Re: Revisiting RFC 2822 grammar (obs-utext and unstructured)


Bruce Lilly wrote:

obs-text only appears in text (where obs-char makes more sense) and
obs-utext (which is defined as obs-text). obs-utext appears only in utext,
and utext appears only in unstructured.

I'll take another look at the unstructured and related productions.

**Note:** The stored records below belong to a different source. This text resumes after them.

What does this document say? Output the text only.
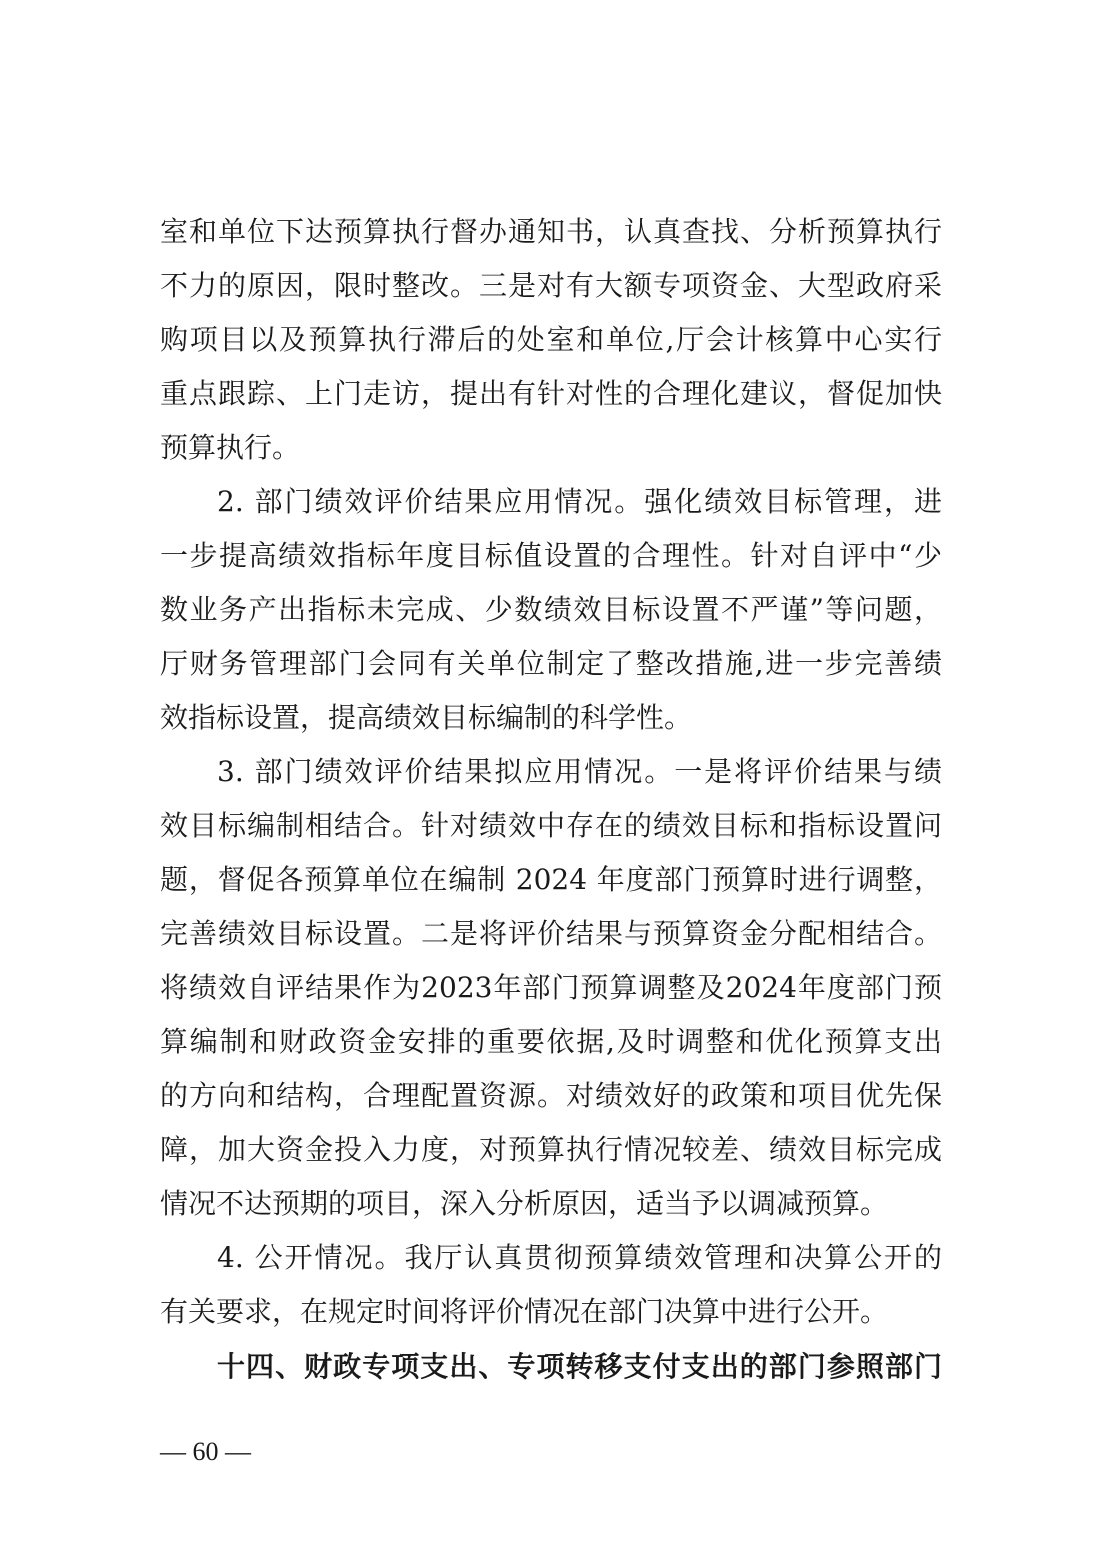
室和单位下达预算执行督办通知书，认真查找、分析预算执行
不力的原因，限时整改。三是对有大额专项资金、大型政府采
购项目以及预算执行滞后的处室和单位,厅会计核算中心实行
重点跟踪、上门走访，提出有针对性的合理化建议，督促加快
预算执行。
2. 部门绩效评价结果应用情况。强化绩效目标管理，进
一步提高绩效指标年度目标值设置的合理性。针对自评中“少
数业务产出指标未完成、少数绩效目标设置不严谨”等问题，
厅财务管理部门会同有关单位制定了整改措施,进一步完善绩
效指标设置，提高绩效目标编制的科学性。
3. 部门绩效评价结果拟应用情况。一是将评价结果与绩
效目标编制相结合。针对绩效中存在的绩效目标和指标设置问
题，督促各预算单位在编制 2024 年度部门预算时进行调整，
完善绩效目标设置。二是将评价结果与预算资金分配相结合。
将绩效自评结果作为2023年部门预算调整及2024年度部门预
算编制和财政资金安排的重要依据,及时调整和优化预算支出
的方向和结构，合理配置资源。对绩效好的政策和项目优先保
障，加大资金投入力度，对预算执行情况较差、绩效目标完成
情况不达预期的项目，深入分析原因，适当予以调减预算。
4. 公开情况。我厅认真贯彻预算绩效管理和决算公开的
有关要求，在规定时间将评价情况在部门决算中进行公开。
十四、财政专项支出、专项转移支付支出的部门参照部门
— 60 —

OK, here's another attempt.  Working backwards from unstructured fields:

comments         =   "Comments" ":" unstructured CRLF
obs-comments     =   "Comments" *WSP ":" [FWS] obs-unstructured CRLF
etc.

N.B. no [FWS] after the colon in the non-obs fields (an unstructured
field cannot be allowed to end with FWS (which it would do if the
"unstructured" production is empty) using non-obs rules, since that
would leave CRLF 1*WS CRLF, i.e. a whitespace only "continuation"
line at the end of the field, which is prohibited by sect. 3.2.3.).
Per contra, that must be permitted in the obs- unstructured fields.
That is why separate unstructured and obs-unstructured productions
are required.

"unstructured" must therefore permit beginning with FWS, but only
if there is content after the FWS. It must permit an empty instance
so that the unstructured field body may be empty.  Since there is
[FWS] in the obs- unstructured fields, and we don't want an explicit
case of two adjacent instances of FWS (CRLF 1*WSP CRLF being provided
for by obs-FWS), a separate obs-unstructured is required, and it must
NOT begin with FWS, but may end with FWS.

unstructured     =   [utext] *(FWS utext)

That doesn't group FWS with a token to its left. It could be rewritten
to do so for the repetition, but would still need provision for leading
FWS (as noted above):

unstructured     =   [[FWS] *(utext FWS) utext]

obs-unstructured =   *(utext FWS) [utext]

To avoid multiple adjacent FWS, and to avoid ending with FWS as mentioned
above, utext must be non-empty. Because any two instances of utext must
be separated by FWS, utext may begin with LF and/or end with CR with no
danger of an unintended CRLF followed by non-WSP appearing. utext must
permit any non-zero number of characters, with any sequence except CRLF
(Charles, you may suggest a different name if you like, but I'll use utext
for consistency with 2822). The obs- form of utext must permit any
US-ASCII octet.  obs-char includes all octets except LF and CR.  So, it's
not too difficult to come up with a definition of utext given those
characteristics and constraints:

utext            =  1*text / obs-utext
obs-utext        =  (CR / 1*(LF / (*CR 1*obs-char))) *CR

text will be as in 2822 except obs-char instead of obs-text, and
with the comment noting exclusion of NUL from non-obs text.  There
is no need for an obs-text production (obs-char could be renamed).

Going back over the required characteristics:
utext must be non-empty. Check.
utext must permit any nonzero number of characters in any sequence
  except CRLF. The first octet can be CR, LF, or obs-char (that's
  every possibility).  The last octet can be CR, LF, or obs-char. In
  between, one can have any number of obs-char, any number of LF, and
  any number of CR provided the last CR is followed by something other
  than LF (i.e. it must be followed by at least one obs-char).  Check.
the non-obs- variety of utext consists of one or more text characters
  (excluding obs-char), which allows any octet except CR, LF, and NUL.
  Seems OK to me.
the "unstructured" production can be empty or can begin with utext or FWS.
  If it is not empty (e.g. if it begins with FWS), it must have some utext.
  Any utext may be followed by FWS and more utext. And so on, ending with
  utext (unless of course unstructured is completely empty).
obs-unstructured can be empty or it can begin with utext. If there is
  additional utext, there must be FWS between the utext instances. It
  may end with FWS or with utext. It cannot begin with FWS.

Can anybody see any problems with that?